Miller's piece had all of the knowledge, nuance and humanity that Epstein's lacked. The only things the two men agreed about were that “nobody seems to know why homosexuality happens” and “the great fear is that a son will turn out to be homosexual,” as Miller put it. But the gay writer added, “Not all mothers are afraid that their sons will be homosexuals. Everywhere among us are those dominant ladies who welcome homosexuality in their sons. That way the mothers know they won't lose them to another woman.”

Miller described himself as a bookish youth who “read about sensitive boys, odd boys, boys who were lonely and misunderstood, boys who really didn't care all that much for baseball, boys who were teased by their classmates … but for years nobody in any of the books I read was ever tortured by the strange fantasies that tore at me.” As an adult, he was a closeted liberal who belonged to twenty-two organizations devoted to improving the lot of the world's outcasts; homosexuals were the only group he “never spoke up for.” He recalled the silence of the ACLU in the fifties when gay people were being fired from “all kinds of government posts. … And the most silent of all was a closet queen who was a member of the board of directors, myself.”

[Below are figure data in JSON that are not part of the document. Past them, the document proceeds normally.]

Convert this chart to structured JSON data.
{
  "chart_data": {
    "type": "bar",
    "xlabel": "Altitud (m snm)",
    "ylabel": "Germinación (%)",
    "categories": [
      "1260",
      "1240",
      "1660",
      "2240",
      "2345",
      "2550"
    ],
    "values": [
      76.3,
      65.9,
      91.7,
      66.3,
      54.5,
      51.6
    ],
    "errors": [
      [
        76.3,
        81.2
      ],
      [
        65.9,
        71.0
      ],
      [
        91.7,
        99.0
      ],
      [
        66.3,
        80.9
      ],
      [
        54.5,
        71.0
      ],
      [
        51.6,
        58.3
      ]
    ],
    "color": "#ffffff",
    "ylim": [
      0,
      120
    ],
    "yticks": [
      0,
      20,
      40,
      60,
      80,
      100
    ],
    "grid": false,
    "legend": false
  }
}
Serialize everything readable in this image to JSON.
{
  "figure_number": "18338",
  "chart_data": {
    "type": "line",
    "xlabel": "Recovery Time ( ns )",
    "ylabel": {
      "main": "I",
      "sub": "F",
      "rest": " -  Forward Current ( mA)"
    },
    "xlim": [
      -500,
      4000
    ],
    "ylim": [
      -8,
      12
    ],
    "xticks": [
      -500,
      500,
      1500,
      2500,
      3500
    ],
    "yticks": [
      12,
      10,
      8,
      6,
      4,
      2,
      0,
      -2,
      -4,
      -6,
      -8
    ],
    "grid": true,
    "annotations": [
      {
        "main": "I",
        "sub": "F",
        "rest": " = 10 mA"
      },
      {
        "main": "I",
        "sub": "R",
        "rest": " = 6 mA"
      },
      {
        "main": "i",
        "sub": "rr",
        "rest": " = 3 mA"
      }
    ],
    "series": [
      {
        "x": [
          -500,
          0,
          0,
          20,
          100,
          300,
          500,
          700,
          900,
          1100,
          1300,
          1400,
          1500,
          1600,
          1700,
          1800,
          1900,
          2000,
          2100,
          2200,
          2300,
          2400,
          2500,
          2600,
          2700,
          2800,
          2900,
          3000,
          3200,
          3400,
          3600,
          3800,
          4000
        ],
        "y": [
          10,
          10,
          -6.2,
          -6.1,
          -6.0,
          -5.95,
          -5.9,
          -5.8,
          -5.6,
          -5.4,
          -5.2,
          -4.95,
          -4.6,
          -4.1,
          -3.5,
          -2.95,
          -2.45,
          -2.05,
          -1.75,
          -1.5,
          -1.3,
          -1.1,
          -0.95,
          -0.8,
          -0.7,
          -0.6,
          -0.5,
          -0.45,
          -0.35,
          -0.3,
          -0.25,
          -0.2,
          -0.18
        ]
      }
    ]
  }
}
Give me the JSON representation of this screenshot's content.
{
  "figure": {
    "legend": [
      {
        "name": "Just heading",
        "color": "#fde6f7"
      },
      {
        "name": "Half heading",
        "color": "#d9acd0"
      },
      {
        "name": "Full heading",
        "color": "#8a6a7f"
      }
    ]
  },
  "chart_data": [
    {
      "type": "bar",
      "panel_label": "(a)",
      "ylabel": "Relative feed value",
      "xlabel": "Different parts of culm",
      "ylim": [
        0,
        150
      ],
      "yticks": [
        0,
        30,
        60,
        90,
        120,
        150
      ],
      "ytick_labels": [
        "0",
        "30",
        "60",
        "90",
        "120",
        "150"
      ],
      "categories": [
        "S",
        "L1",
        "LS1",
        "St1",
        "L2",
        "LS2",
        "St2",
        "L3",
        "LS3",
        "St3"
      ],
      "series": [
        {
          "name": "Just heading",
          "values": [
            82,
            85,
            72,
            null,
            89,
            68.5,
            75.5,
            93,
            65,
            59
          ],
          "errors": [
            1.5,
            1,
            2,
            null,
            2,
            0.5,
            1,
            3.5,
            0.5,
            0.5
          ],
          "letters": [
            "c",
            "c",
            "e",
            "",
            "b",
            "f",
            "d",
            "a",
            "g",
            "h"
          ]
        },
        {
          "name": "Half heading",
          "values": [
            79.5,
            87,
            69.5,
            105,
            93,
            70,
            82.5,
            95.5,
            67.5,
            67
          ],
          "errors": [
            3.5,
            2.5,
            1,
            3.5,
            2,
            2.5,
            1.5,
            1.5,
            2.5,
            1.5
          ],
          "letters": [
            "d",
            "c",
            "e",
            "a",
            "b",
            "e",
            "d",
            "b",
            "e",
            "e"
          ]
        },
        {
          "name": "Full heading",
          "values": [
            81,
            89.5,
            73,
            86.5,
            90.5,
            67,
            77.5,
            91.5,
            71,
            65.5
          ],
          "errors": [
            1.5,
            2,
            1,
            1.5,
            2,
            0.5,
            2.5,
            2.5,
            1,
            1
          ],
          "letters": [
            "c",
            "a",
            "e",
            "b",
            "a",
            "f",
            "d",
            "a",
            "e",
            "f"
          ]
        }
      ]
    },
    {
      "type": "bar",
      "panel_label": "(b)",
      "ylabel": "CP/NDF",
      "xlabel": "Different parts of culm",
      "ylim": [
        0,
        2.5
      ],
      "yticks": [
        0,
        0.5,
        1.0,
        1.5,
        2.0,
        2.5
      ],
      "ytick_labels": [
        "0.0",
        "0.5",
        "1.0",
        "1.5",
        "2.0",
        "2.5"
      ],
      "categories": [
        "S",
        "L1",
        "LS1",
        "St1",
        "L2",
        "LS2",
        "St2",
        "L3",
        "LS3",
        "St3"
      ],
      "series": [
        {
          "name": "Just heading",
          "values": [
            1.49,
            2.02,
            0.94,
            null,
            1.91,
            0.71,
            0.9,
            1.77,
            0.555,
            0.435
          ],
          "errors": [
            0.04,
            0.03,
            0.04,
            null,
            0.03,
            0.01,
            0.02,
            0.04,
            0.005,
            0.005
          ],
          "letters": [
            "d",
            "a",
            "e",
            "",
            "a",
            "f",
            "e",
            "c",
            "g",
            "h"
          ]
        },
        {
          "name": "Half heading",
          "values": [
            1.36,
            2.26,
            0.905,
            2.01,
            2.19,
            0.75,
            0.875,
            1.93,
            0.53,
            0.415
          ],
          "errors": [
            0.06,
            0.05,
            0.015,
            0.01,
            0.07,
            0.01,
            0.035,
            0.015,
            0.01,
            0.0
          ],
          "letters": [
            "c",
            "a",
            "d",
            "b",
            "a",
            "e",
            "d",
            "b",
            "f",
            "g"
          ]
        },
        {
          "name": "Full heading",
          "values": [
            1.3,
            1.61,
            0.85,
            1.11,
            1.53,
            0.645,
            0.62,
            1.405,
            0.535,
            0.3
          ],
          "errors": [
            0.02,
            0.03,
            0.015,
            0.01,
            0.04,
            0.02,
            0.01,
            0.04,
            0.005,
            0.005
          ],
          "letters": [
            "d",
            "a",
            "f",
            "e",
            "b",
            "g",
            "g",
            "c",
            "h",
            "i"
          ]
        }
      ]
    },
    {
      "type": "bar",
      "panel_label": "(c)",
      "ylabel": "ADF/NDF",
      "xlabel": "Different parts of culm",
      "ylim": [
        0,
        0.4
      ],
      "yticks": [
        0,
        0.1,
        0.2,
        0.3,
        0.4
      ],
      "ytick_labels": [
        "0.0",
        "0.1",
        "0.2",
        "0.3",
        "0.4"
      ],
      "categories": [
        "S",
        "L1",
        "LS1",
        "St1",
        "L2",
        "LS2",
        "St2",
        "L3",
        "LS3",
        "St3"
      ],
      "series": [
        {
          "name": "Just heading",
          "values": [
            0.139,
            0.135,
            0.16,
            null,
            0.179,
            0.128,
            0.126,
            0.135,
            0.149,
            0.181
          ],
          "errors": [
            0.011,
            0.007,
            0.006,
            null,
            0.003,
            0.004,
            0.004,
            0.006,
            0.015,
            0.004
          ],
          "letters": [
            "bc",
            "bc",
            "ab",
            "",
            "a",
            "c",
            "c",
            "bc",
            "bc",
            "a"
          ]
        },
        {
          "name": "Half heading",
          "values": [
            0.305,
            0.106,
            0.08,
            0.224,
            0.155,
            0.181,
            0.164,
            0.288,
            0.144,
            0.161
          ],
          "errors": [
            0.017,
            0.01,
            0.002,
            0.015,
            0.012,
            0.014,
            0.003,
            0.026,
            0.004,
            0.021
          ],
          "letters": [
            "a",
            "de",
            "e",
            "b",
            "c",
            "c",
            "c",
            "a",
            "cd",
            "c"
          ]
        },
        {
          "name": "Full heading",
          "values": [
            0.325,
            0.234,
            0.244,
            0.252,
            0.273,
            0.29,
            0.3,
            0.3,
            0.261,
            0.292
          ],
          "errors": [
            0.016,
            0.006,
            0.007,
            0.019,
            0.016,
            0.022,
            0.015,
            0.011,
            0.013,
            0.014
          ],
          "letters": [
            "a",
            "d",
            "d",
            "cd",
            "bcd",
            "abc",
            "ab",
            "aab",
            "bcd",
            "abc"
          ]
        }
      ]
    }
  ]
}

He displeased some young activists by saying he would have preferred to have been straight. But the piece still represented a tremendous leap forward, simply because it did so much to humanize the homosexual's predicament. During the next ten months Miller received more than two thousand letters, including one from an American army installation in Germany: “I was on leave in Paris and a French boy gave [your article] to me … I read it, after which I burned it. … Thank you, though, just seeing something like that in print has meant more to me than you can rightly imagine.”

Miller said the most common themes from his correspondents were “nothing I have ever read has helped as much to restore my own self-respect” and “so much of what you have to say I have experienced myself and have rarely been able to trust anyone to ‘let go.'”

A “great many” straight readers realized for the first time “that homosexuals were people, too, with feelings, just like anybody else.” Most telling was the reader who suddenly felt all the guilt that Epstein had specifically disavowed: “I've always reacted with horror and indignation at words like ‘Kike, Dago, Spic, Nigger, Pollack,' and yet for every time I've said homosexual, I've said ‘fag' a thousand times. You've made me wonder how I could have believed that I had modeled my life on the dignity of man while being so cruel, so thoughtless to so many.”

To placate the young activists who were upset because he had said that he would have preferred to be straight, Miller explained in his follow-up article: “The assumption seems to have been that I consider straightness more virtuous, somehow superior. That is not what I meant. I meant that in this place and time, indeed in most others since the Hellenic Age … being straight is easier.” But even that sentiment was one that very few of the new young activists agreed with.